Van Wyk refused to comment on reports that Roebuck had appeared "disturbed" and had been questioned by police on Saturday.
A report in the 'Herald Sun', quoting a South African website, claimed that Roebuck allegedly wanted to have sex with a Facebook friend against his will.
"It is alleged Roebuck, 55, met a man, 26, at the hotel with plans to discuss a possible university sponsorship.
"Roebuck is alleged to have tried to seduce the Facebook friend and have sex with him against his will, The New Age website said," the Herald Sun reported today.
According to reports in South Africa, Roebuck was being investigated over allegations of indecently assaulting a young man.
Police had told Roebuck that a complaint of a sexual nature had been made against him by a friend he met on Facebook, the reports said.
The newspaper also reported that "Police sources said Roebuck was either going to be formally questioned in the Southern Sun Newlands Hotel on Saturday night, or arrested and taken to a station for questioning over the allegations."
"Apparently police had gone to the hotel to take him to the police station to question him and then he died," Independent Complaints Directorate (ICD) spokesman Moses Dlamini was quoted as saying by the paper.
ICD is a body that reviews deaths that occur in police custody or as a result of police action - was also investigating the death of Roebuck.
A Police Services official said that an inquest has been launched into Roebuck's death and it may take four to eight weeks for it to be completed.
"An inquest can take a long time, it can be anything from six months to two or three years, but what is critical here is to get the autopsy reports, or what we call the post-mortem report," Colonel Vishnu Naidoo told 'The Daily Telegraph'.
"We will be looking at that first and that can take four to six weeks, sometimes up to eight weeks.
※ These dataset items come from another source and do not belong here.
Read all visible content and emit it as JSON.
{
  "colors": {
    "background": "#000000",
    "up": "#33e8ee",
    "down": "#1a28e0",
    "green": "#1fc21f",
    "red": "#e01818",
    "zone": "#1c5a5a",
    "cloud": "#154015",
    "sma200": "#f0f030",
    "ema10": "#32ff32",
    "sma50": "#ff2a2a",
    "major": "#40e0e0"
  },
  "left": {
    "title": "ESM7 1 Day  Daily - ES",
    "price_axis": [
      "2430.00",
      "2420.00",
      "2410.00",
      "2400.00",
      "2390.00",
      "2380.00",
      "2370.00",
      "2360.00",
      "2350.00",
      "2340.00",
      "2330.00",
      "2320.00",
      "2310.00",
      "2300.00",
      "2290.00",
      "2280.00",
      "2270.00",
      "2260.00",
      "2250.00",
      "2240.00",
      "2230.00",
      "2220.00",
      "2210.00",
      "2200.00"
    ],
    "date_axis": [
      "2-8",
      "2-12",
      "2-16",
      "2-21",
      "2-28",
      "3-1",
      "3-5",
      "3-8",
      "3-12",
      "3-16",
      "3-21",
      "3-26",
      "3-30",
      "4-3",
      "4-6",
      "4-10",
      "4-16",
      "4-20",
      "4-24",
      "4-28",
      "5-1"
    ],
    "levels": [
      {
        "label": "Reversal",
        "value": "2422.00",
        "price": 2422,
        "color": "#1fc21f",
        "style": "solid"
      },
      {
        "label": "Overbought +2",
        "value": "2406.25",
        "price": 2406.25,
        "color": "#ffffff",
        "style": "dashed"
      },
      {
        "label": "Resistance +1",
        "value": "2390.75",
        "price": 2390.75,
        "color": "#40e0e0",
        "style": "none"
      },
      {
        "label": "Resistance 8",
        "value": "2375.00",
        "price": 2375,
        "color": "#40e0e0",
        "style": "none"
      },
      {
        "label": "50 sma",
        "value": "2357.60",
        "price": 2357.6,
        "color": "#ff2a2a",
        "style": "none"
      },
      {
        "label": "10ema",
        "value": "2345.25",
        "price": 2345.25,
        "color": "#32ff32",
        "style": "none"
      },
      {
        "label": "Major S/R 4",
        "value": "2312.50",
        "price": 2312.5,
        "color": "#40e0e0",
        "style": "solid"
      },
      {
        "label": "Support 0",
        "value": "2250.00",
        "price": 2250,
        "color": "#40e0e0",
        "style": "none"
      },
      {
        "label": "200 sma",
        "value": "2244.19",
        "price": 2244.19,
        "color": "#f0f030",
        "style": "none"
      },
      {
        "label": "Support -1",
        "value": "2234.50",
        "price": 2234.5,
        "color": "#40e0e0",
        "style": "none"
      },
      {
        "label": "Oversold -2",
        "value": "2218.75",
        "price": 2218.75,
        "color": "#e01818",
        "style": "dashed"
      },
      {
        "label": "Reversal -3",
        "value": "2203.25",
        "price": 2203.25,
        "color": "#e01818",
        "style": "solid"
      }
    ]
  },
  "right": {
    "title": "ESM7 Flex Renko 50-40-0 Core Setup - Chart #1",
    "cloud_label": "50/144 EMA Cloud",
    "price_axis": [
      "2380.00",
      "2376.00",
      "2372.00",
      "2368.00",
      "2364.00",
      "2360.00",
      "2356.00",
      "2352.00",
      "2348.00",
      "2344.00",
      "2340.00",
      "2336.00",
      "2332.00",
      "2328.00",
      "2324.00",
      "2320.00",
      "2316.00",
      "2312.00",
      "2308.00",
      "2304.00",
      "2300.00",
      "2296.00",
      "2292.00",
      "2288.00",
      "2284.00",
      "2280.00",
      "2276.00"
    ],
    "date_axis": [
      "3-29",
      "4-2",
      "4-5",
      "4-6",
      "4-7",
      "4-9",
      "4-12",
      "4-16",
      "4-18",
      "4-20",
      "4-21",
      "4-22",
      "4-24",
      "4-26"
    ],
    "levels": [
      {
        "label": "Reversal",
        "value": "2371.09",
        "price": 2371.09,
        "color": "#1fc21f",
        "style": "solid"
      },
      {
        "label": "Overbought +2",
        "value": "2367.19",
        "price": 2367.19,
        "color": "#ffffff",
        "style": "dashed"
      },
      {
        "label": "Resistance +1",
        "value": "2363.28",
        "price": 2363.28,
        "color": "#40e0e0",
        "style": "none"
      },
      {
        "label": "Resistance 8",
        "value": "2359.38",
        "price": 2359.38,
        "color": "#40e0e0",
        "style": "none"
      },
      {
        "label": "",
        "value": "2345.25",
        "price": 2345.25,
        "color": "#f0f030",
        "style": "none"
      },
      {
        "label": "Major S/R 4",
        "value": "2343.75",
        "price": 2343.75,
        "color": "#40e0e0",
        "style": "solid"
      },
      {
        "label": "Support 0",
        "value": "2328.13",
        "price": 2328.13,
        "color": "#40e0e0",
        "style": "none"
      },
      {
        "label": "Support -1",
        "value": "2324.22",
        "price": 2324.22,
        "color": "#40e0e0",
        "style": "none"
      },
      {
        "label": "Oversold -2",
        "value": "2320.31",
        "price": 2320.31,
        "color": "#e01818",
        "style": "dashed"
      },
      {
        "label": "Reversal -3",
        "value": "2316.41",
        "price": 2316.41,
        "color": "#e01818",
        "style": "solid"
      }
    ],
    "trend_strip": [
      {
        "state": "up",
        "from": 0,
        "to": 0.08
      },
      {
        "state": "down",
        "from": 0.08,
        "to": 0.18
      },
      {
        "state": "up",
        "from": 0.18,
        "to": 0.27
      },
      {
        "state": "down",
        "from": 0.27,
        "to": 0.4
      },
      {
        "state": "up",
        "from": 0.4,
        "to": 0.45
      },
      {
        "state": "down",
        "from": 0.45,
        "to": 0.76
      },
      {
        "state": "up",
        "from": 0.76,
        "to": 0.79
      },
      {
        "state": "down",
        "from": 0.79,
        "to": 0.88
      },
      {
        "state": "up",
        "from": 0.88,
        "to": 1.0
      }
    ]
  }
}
When we get that report, we can determine officially what his cause of death was.
"There is no crime suspected as far as Mr Roebuck's death is concerned," he added.
The police have taken personal items from Roebuck's hotel room, including a laptop. Naidoo said the exact chain of events leading to the death can be established only after the inquest.
Asked if police had spoken to Roebuck before his death, Naidoo said: "I am not at liberty to disclose that information."
On whether the police were investigating claims of sexual assault, Naidoo said: "I am not at liberty to disclose that as well. That is all, I have nothing else to say on this matter."
ABC radio commentator Jim Maxwell, his colleague who was staying the same hotel, said there was nothing in Roebuck's behaviour that suggested that he might be disturbed and contemplating the extreme step.
"Things happen. As far as I could see at the Test, there wasn't a problem," Maxwell said.
Cricket South Africa (CSA) said it was shocked and saddened by the death of Roebuck, a former captain of Somerset and Cambridge University, who was covering the Test series between the Proteas and Australia for various Australian media outlets at the time of his death.
"CSA has lost a good friend," commented CSA CEO Gerald Majola.
"He was a fierce critic of South African cricket in the unhappy days of the rebel tours but he made a personal tour of South Africa after the completion of the unity process and the establishment of the United Cricket Board of South Africa," he added.
Former Australian and current players also paid tribute to him with former captain Steve Waugh saying that the Englishman was "without a doubt, cricket's premier journalist."
Australian captain Michael Clarke, former captain Ricky Ponting, Shane Watson, former captains like Greg and Ian Chappell and Mark Taylor were among those who condoled his untimely death.